SANTA BARBARA, Calif. — David Sills turns 16 today. He acts a lot older.
Sills is the prep quarterback who verbally committed to USC as a 13-year-old in February 2010, making news headlines nationwide as the youngest athlete to ever accept a college scholarship offer. Back then, he was known to college football fans as the baby-faced seventh-grade prodigy with floppy blonde hair and a puka shell necklace.
Now, the Delaware native is finishing up the ninth grade at Eastern Christian Academy in Elkton, Md. In person, he hardly resembles the kid he was pictured as not too long ago. Sills is tall – nearing 6-4 already – and remarkably filled out in his upper body. He’s well-spoken and very measured in tone.
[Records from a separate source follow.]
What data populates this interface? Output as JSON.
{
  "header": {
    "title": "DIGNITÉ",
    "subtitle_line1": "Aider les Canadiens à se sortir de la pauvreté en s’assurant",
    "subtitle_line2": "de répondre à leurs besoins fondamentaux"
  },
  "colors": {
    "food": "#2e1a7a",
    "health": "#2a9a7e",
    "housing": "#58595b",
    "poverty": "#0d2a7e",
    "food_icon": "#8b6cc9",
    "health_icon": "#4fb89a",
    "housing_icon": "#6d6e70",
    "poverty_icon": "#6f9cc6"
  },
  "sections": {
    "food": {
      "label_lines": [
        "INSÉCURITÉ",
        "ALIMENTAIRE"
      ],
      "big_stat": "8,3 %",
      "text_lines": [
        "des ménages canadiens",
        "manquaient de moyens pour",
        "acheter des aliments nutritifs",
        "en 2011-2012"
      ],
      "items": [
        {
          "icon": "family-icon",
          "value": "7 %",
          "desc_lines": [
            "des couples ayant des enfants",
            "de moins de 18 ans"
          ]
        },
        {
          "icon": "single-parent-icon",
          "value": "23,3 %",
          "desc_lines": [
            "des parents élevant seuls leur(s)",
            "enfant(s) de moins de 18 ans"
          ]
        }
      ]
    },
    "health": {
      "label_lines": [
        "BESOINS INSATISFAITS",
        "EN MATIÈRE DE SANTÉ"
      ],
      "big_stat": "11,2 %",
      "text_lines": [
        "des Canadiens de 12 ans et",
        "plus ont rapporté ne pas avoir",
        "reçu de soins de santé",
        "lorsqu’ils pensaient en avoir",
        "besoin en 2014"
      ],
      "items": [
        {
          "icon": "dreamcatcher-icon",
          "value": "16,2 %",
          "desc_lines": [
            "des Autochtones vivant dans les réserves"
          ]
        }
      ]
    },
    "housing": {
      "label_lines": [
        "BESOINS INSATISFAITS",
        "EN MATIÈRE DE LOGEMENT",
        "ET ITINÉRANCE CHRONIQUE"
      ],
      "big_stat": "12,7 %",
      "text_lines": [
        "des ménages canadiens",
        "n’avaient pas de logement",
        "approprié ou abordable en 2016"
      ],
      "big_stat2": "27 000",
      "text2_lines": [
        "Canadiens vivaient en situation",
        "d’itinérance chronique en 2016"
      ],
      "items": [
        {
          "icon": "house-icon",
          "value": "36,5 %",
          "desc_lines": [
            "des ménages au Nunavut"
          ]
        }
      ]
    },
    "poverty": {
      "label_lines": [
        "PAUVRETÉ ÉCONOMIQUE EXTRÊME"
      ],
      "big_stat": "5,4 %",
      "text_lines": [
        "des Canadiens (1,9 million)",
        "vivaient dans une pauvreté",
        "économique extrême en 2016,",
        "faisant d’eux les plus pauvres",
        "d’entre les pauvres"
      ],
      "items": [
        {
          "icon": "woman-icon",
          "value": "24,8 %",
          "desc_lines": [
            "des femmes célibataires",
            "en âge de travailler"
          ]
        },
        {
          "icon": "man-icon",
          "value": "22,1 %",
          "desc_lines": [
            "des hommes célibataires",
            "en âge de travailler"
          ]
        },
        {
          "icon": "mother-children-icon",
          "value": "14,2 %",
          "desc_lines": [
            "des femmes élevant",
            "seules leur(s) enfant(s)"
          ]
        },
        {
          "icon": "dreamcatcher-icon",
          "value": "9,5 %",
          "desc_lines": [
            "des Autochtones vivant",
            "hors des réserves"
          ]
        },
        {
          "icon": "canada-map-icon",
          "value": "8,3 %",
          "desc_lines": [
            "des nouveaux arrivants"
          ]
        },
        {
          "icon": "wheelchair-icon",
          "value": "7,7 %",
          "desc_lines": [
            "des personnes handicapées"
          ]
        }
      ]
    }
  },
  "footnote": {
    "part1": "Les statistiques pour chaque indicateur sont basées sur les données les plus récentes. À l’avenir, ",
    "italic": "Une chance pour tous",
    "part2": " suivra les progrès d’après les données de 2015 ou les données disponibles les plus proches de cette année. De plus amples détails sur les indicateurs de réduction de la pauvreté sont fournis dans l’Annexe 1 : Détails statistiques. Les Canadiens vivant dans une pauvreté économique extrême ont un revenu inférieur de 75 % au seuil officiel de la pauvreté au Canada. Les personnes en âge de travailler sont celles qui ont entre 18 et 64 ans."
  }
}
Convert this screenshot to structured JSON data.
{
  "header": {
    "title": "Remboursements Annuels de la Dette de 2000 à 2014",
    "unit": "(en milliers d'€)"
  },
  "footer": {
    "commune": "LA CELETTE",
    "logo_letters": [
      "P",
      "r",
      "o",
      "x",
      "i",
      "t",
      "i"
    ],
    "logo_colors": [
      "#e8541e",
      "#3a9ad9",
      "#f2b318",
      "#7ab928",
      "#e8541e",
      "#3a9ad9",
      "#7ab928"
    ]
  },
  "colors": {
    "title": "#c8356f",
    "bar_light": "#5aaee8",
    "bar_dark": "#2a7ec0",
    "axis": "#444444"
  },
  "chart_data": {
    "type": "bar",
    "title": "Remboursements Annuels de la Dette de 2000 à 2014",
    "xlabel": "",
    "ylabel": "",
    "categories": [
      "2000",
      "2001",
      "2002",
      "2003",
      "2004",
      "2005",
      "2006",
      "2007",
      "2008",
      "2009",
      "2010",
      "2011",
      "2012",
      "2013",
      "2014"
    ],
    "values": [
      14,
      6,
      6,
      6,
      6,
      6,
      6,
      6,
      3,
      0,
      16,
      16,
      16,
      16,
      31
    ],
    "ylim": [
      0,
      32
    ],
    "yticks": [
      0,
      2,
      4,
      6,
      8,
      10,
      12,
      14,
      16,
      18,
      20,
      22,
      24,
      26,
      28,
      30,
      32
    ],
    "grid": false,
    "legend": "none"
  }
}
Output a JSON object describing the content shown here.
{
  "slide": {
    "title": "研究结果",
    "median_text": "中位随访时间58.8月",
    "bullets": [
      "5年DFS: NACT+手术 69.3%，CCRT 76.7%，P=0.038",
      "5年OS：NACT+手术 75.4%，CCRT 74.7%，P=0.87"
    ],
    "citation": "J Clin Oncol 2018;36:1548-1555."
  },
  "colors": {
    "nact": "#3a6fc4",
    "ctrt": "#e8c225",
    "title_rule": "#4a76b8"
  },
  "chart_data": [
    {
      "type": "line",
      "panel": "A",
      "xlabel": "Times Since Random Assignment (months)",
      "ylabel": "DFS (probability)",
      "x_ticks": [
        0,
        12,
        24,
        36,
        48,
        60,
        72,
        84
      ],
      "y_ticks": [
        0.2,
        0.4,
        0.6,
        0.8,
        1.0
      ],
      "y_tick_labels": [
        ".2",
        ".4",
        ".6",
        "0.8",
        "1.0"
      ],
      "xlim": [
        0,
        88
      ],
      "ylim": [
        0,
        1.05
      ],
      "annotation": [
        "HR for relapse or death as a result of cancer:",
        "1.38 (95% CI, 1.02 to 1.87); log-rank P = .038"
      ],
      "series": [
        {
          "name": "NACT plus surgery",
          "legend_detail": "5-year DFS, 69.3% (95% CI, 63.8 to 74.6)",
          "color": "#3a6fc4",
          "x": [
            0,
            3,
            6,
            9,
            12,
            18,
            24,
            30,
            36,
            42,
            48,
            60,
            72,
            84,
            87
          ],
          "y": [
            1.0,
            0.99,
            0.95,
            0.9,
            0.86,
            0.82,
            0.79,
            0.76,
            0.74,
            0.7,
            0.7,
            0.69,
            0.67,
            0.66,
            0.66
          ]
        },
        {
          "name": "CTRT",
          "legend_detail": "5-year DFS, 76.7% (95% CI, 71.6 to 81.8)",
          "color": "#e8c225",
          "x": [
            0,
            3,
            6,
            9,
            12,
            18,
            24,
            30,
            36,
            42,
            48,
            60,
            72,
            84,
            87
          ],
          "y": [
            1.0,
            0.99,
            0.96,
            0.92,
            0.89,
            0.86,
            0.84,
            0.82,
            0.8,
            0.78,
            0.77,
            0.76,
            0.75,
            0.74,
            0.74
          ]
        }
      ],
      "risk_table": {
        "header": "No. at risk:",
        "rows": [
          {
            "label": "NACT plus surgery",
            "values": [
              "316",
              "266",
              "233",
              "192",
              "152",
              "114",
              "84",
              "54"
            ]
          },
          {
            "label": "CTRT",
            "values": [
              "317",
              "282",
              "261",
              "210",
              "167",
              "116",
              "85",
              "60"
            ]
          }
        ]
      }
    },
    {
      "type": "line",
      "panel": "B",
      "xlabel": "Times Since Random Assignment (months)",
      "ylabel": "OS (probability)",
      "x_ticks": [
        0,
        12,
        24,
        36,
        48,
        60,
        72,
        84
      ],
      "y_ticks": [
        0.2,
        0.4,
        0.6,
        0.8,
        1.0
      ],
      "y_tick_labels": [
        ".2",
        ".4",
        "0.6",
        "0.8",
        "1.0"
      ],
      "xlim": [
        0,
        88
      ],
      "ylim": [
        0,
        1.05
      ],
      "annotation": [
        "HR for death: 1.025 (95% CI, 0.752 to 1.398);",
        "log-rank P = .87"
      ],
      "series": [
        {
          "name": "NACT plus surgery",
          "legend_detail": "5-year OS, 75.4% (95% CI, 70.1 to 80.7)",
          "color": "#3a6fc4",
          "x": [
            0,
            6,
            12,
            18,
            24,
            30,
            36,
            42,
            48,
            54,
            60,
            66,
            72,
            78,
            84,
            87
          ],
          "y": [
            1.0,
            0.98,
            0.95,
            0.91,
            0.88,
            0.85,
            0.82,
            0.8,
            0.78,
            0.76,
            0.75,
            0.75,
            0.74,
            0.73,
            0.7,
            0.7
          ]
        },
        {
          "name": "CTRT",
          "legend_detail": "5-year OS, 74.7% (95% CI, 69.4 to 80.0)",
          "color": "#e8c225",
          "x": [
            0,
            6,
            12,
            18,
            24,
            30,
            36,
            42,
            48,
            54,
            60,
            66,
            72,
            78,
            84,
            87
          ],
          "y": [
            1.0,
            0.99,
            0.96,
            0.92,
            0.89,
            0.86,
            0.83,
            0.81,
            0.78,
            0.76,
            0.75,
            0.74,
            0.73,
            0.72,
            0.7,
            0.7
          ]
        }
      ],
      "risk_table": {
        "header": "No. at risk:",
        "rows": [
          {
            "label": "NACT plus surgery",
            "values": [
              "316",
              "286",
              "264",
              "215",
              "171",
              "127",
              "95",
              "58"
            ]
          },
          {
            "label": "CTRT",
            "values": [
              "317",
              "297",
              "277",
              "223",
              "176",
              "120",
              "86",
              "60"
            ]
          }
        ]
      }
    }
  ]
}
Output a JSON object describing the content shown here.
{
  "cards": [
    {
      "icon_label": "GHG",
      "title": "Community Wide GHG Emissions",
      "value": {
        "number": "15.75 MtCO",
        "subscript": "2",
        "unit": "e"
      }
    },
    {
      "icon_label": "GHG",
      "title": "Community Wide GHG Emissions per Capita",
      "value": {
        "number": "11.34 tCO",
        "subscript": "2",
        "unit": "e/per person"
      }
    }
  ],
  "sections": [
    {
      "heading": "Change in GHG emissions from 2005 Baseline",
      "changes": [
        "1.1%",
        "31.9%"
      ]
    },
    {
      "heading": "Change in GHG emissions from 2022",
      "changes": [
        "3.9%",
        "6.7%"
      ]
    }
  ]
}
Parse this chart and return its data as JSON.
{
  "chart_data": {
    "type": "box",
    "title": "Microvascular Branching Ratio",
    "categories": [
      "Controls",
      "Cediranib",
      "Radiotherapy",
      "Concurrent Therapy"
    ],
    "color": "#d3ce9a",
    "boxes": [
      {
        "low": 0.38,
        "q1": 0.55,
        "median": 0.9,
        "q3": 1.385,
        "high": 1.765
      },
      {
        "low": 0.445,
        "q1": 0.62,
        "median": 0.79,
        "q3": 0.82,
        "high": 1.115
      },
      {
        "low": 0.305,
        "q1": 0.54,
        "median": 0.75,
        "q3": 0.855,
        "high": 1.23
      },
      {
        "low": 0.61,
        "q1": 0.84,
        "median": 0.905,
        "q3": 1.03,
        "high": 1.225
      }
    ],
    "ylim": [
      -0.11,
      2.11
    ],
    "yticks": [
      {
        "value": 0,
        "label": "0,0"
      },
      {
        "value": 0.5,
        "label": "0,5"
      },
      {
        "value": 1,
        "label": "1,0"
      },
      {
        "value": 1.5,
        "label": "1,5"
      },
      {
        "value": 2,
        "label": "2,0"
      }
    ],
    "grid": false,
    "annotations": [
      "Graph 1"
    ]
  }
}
Sills was in Santa Barbara over Memorial Day Weekend for a massive football camp put on by his private coach, famed QB guru Steve Clarkson. The camp and corresponding all-star games are held at the city college’s smallish football stadium, which looks out over the Pacific Ocean.
Both Clarkson and Sills admit that the pupil doesn’t need to be here – he’s the most hyped of any of the participants, by far -- but he’s gotten so used to coming to Clarkson’s camps over the last six years that his attendance wasn’t even a question. His parents and siblings drop him off at the field in the morning each day and then go shopping on State Street until the afternoon.
Southern California is a second home to Sills by now. He’s been to L.A. and its surrounding areas too many times to count since he started working with Clarkson in the summer of 2006. He acts like a native.
“He will do well in Los Angeles, let’s put it that way,” says Clarkson. “He’ll have no problem getting along there.
“His personality lends itself to it.”
Sills has a little Hollywood in him. To call him the football version of pop star Justin Bieber wouldn’t be too much of a stretch.
“I really don’t feel like I’m that different,” Sills said. “I’m the same kid. I do the same things. I get treated the same way.
“There’s nothing different, besides the publicity and stuff.”